Protecting the waters of Burrard Inlet
This week, Tsleil-Waututh Nation participated in a multi-agency full-scale oil spill response drill at Westridge Marine Terminal, the terminus of the Trans-Mountain pipeline project. Participants included the Canadian Coast Guard, Western Canada Marine Response Corporation (WCMRC), the Province of British Columbia Ministry of Environment and Climate Change and Trans Mountain. The drill included practice deployment of containment equipment and booms in and around docks and shoreline, as well as practicing various response, decontamination, and recovery strategies directed by the incident command system. Participating in exercises like this is part of TWN’s ongoing stewardship work in the territory; working to manage the real risks that exist in Burrard Inlet, even as we remain opposed to the Trans Mountain Expansion project.
Federal investments in spill response capacity have expanded since the Oceans Protection Plan was launched in 2016. These resources have helped increase spill response capacity, but cannot eliminate the risks posed by the innumerable potential sources of oil spills in and around Burrard Inlet. Past large spills include a tanker collision in 1973, leaks from ships like the Marathassa in 2015 and the Westfalia in 1973, leaks from recreational boats, accidents from re-fueling ships, leaks of products being exported like a canola oil spill in 2000, spills from upland sources like the 2007 oil pipeline spill in Burnaby which spilled 70,000 litres into Burrard Inlet and countless small spills from unknown sources. A coast guard spill database from 2017-2019, lists over 222 petrol-chemical spills in and around Burrard Inlet. What all these spills have shown, is that they happen frequently, the environmental impacts are extensive and clean-up is costly and marginally effective. Typically, only 10-15% of spilled oil is ever recovered.

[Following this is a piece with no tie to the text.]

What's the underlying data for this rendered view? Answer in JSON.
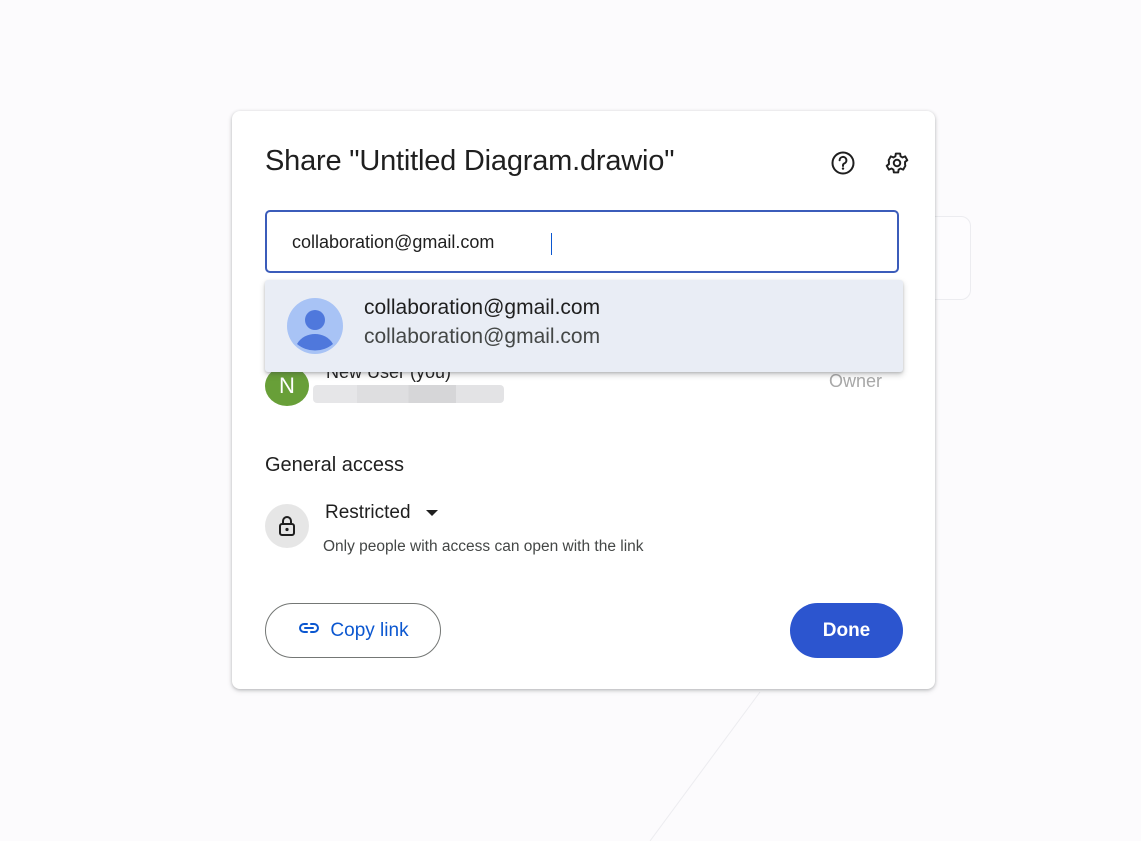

Tsleil-Waututh hopes dearly that there is never a large oil spill in Burrard Inlet, but Tsleil-Waututh’s risk analysis of the Trans-Mountain project, using 3 different peer reviewed spill-risk methodologies, shows a high likelihood of 58%-98% of a tanker spill over a 50 year operating period. This same report estimated that spill compensation funds are inadequate to cover potential damages from a large tanker spill along the TMEP route. Further, the Trans Mountain Pipeline project will be transporting diluted bitumen, which under some conditions sinks rather than floats, making containment and recovery challenging.
While spill response capacity is critical to manage risks and plan for spills, it does not prevent spills or eliminate the environmental impacts from contamination and clean-up efforts. Cancelling the Trans Mountain Pipeline project would reduce new risk of spills and will prevent daily oil tanker traffic through Burrard Inlet. The benefits of the TMX Project are marginal while the costs are astronomical. Every Canadian should be asking Canada to reassess and reconsider the economic viability, the risks and impacts of this project before wasting more money on construction. In the meantime, TWN will continue to work with WCMRC and federal agencies to improve spill response in the Inlet.